Kyiv, September 1, 2015. Private households have benefited from paying lower energy tariffs at the expense of industrial consumers. “Since 2000, energy prices for industries have increased eight times, while tariffs for the population increased only two times in the same period, which resulted in significant imbalances in the electricity market,” said Andriy Perevertayev, expert at the NGO Coalition for Energy Reforms, at a press briefing at Ukraine Crisis Media Center.
According to Perevertayev, today the volume of cross-subsidization in the electricity industry amounts to around 35 billion hryvnia per year, creating additional pressure on electricity suppliers, such as regional power companies, and the state budget.

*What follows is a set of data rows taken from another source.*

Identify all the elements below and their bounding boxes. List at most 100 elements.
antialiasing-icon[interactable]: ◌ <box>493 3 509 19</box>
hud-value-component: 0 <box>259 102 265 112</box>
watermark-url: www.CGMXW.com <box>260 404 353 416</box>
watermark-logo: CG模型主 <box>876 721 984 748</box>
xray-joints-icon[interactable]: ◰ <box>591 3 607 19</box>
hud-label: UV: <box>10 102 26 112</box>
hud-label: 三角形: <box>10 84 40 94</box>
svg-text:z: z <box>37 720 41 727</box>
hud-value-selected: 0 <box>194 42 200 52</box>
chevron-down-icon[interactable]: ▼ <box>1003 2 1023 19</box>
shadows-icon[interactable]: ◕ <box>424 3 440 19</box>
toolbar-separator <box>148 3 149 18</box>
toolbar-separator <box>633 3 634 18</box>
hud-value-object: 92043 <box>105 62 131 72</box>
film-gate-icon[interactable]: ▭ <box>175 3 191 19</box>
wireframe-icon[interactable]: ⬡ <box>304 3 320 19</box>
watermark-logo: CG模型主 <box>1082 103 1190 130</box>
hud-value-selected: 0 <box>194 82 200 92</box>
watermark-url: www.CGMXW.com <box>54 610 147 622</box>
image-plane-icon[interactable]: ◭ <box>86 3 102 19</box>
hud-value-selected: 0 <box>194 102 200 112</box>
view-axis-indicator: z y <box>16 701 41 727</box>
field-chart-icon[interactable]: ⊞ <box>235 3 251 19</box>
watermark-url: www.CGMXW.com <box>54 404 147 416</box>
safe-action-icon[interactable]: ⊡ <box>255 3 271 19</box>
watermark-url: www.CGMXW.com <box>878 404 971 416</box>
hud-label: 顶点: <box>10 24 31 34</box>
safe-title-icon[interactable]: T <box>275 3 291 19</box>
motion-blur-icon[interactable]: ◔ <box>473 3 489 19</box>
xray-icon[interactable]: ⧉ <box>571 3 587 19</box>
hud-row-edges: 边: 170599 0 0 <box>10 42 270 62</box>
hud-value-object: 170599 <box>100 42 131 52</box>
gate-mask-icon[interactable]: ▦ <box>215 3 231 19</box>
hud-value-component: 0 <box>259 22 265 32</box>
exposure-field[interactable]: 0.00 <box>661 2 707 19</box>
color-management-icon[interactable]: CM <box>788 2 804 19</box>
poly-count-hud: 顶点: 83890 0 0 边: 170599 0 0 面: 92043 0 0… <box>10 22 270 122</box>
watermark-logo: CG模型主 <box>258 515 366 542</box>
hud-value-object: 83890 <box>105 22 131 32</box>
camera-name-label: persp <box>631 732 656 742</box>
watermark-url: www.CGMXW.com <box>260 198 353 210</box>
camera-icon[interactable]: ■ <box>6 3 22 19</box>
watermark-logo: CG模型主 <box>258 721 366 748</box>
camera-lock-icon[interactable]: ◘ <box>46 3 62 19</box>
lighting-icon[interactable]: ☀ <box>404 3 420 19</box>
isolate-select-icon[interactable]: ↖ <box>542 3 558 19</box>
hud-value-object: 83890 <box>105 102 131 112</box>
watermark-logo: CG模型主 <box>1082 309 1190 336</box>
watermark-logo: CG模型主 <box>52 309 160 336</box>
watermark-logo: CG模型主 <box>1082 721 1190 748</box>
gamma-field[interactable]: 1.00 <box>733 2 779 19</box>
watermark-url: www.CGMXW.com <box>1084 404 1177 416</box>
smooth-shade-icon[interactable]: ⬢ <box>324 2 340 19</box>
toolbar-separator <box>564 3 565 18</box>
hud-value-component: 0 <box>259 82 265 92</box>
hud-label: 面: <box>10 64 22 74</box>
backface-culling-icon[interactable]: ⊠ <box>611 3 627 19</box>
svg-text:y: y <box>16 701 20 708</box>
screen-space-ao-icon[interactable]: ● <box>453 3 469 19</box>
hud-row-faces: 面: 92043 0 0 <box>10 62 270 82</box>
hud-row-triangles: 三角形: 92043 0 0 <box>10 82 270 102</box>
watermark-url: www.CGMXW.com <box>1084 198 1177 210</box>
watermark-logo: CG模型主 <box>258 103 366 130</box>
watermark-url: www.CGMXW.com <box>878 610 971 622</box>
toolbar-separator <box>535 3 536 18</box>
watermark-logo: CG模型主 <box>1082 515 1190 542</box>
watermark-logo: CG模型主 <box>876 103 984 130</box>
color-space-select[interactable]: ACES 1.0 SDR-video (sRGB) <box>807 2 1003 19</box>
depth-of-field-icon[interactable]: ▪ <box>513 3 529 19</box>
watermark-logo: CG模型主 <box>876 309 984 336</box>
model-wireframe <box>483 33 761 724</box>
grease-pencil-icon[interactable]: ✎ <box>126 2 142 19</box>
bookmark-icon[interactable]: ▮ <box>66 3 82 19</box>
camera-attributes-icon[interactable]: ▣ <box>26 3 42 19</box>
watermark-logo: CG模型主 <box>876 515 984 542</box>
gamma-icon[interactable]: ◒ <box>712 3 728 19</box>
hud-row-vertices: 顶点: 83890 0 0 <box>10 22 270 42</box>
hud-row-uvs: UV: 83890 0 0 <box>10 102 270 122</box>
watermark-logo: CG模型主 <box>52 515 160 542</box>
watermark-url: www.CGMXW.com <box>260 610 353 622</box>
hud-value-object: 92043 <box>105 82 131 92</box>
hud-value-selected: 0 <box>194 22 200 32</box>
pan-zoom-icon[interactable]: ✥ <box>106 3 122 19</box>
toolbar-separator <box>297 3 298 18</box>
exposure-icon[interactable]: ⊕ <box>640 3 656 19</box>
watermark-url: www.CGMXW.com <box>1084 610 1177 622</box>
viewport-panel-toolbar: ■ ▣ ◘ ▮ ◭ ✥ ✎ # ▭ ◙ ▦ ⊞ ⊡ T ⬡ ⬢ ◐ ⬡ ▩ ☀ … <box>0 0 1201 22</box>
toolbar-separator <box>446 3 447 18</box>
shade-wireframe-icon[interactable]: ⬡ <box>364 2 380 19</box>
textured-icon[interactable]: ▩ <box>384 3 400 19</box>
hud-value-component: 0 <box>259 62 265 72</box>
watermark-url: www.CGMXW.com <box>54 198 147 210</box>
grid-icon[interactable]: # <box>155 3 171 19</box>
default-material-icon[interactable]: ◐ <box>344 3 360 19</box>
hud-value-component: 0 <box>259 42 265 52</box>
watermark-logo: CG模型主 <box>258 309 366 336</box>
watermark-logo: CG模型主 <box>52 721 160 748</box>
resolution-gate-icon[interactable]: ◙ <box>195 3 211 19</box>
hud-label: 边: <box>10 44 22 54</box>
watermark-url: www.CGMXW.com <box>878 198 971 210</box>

According to the National Commission for Regulation in the Energy and Utilities (NKREKP), electricity prices for private households should match those of industrial consumers by 2017. Then the transition to a new electricity market model is scheduled. “If NKREKP remains strong under public pressure and embraces the idea of a gradual tariff increase, this model would allow new suppliers to enter the market and create a competitive environment. As a result, the quality of services received by the end user is expected to increased,” the expert said.

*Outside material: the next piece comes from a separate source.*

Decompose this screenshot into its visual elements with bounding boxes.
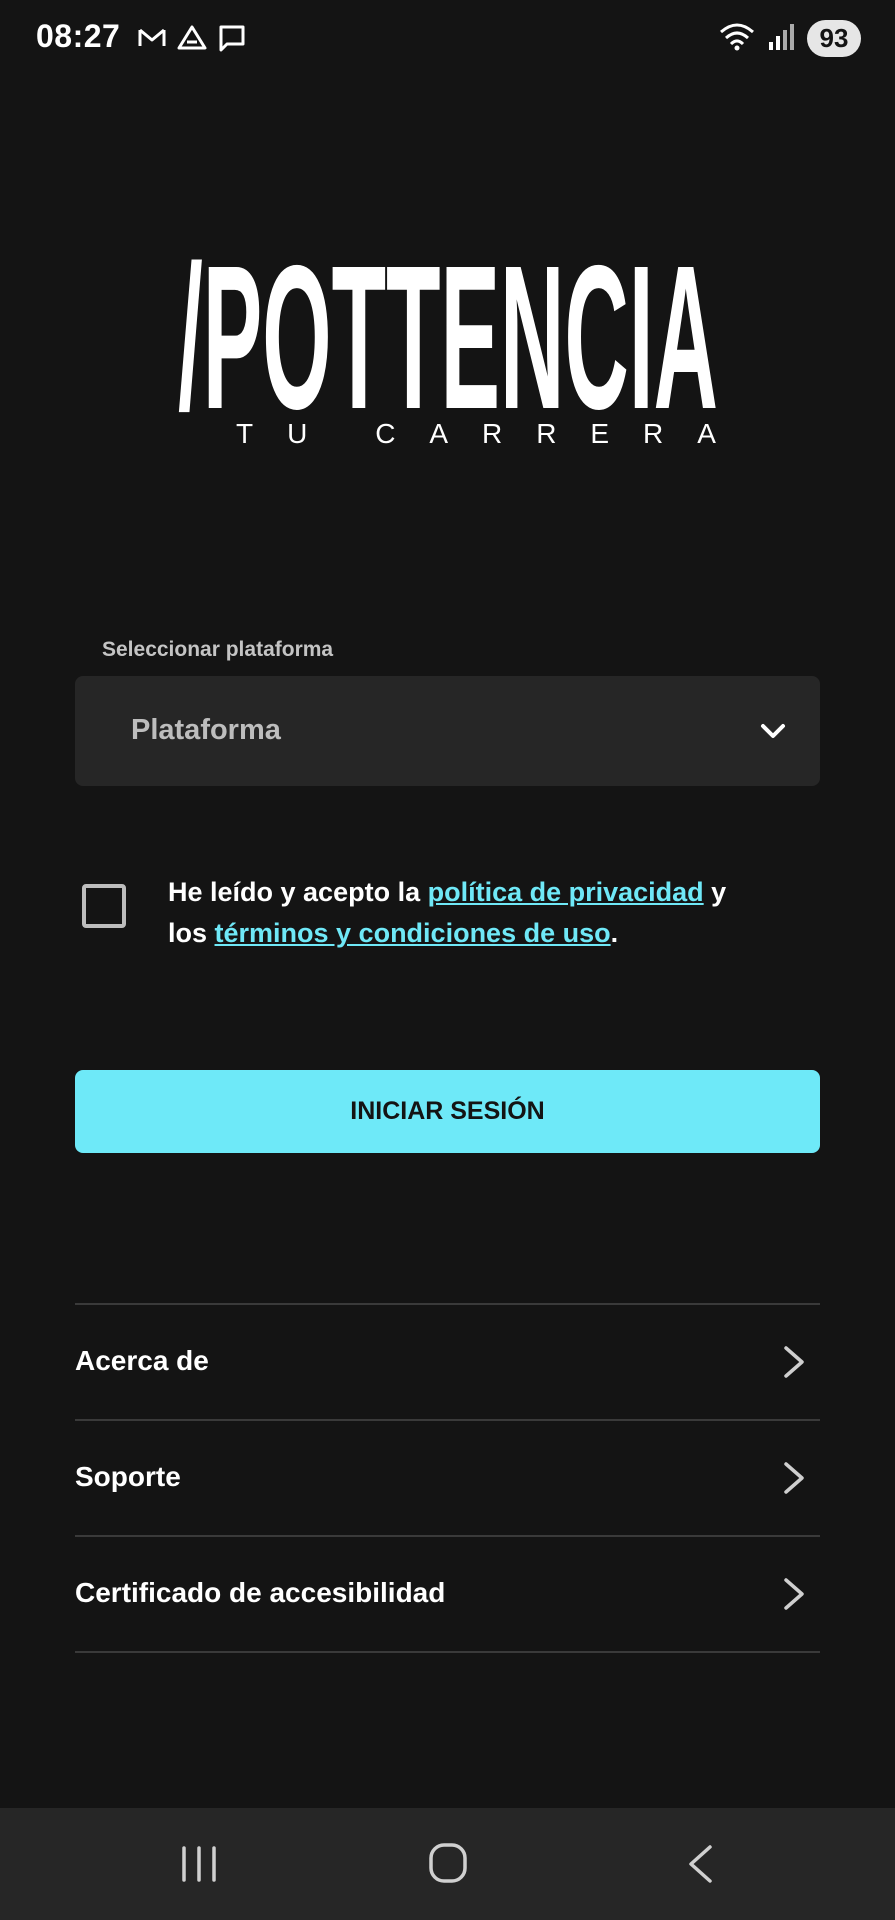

According to Perevertayev, the population, which consumers 30% of the total energy consumption, is the most responsible payer for electricity and it is interested in changing consumption patterns. The expert explained the current tariff policy provides a significant gap between the minimum consumption and electricity production at night on the one hand, and the maximum consumption and production during the day on the other. As a result, the state-owned Ukrenergo, as a regulator, must daily energize and de-energize a large number of heat units to balance the system. “The increase in tariffs is a great incentive for people not only reduce consumption, but also shift to consumer more energy during the night for less money,” emphasized Perevertayev.
Experts are actively discussing the idea of creating the post of energy ombudsman. This position exists in many countries, and the man who holds it deals with pre-trial disputes between consumers and energy suppliers that in Ukraine would be regional power companies.